El condor pasa

I know that this is not the usual music played here but I would like to learne this tune (El Condor Pasa).

So does anybody here have the dots or a midi-file of this tune, or does anybody know where to find a midi-file, I would be very glad. :laughing:

Thanks.

Peter Juul

if no one shows up with anything by this evening, i’ll figure out the notes for you. but i’m just going to write them like e, a, g, a… isn’t that song wonderful on a whistle?

Here’s link I found the other day looking for this very song (scroll down the page and there are two versions). http://www.runasimi.de/y-kuntur.htm You’ll have to transpose for D whistle.

(It’s actually pretty fun on whistle.)

Thanks for the link.

I’m not that good on musical teory. How do I transpose it to D-whistle. :confused:

Peter

I lived in Peru for some years.

There is a story among the Incas down there that when Pizarro arrived and was surveying his recently-conquered domain that he heard an old Inca playing that tune. He asked “What is the name of that song?”

“It has no name.” the old inca replied. “Where did you learn it?” asked Pizarro. “Our people have always played this song” replied the old Inca.

“And how old a song is it?” asked Piazarro. The Inca repied “The song is older than the mountains”.

Anyway, it’s an old story and an old, old tune. Enjoy. :slight_smile:

Doc

Actually, you don’t have to transpose it. It is written in the key of C which has no sharps or flats. Our D whistle plays F# and C# but can easily play C natural. The “Kuntur phawan” version has no F’s in it anywhere and we can play the C’s as C-natural (OXX OOO on most whistles) so we can play the tune as written. There is one low-G# accidental and several high-G# accidentals but we can half-hole the G to get these sharps (XX_ OOO). We’d half-hole these notes if we transposed the tune so we might just as well save ourselves the trouble and play it in C.

There are two second-octave C’s in the B part that I’ll probably experiment with and see if a lower note will fit there. My second-octave C’s still shriek pretty bad.

Music majors are cleared in hot on my shade tree explanation!

He’s right. I didn’t look carefully enough.

walrii, if you have a C whilstle, try playing the tune as written.

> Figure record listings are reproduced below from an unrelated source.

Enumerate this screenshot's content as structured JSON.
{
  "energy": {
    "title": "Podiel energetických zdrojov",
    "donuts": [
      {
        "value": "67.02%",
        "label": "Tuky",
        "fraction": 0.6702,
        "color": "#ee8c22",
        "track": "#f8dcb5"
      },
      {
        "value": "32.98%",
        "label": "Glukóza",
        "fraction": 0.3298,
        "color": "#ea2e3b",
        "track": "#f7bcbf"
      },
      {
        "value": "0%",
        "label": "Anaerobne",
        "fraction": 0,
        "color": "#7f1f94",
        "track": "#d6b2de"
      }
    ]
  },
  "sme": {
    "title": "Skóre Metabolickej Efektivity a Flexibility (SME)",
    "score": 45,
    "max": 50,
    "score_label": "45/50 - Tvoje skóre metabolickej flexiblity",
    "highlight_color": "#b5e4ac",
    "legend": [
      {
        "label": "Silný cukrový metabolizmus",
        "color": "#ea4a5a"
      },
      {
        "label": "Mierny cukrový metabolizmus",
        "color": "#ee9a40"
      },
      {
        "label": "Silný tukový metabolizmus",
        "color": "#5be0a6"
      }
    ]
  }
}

It starts a hole higher on the whistle (and the half-holing differs), but I found the second octave C to be easier even though OXX XXX is higher than OXX OOO. To me it seems to shriek less. Then try the same fingering on the D whistle. Let me know what you find.

If anyone has a Native American flute handy I did an arrangement that’s here:

http://www.geocities.com/sheryl_coleman

The limits of the NAF don’t allow it to go up into the second octave in second part, though… I’ve never tried it on the whistle though, but I will now.

Sheryl

If one wanted to ‘play along’ with the Simon & Garfunkel version of the tune–for learning purposes, etc–I believe a low G whistle will work with no especially difficult fingerings. (I could be wrong–they don’t call me ‘Tin Ear’ for nothing.)

Tom D.

Oh Lord… I’m having 70’s flashbacks… aiiiieeee…
Dave

hey, 70’s flashbacks are the best.

To further your 70s flashbacking, there are two El Condor Pasa midis here: http://sglyrics.myrmid.com/midi.htm, amongst a thick collection of other S&G songs. Scroll down to “E.”

Big brother won’t let me stream audio at work, so I can’t hear the key(s) until tonight. But a MIDI note-bender, such as MIDI-Notate (free 30-day trial) can transpose keys for you.

Ayyeee!

Here is a link
http://www.xaphoon.com/
PDF midi and tabledit. It’s in F but just move up one note and you are in G.
tabledit is cool - worth downloading the player.

Forgot to say check the sound sample link as well. There is a lovely mp3 played on the Xaphoon.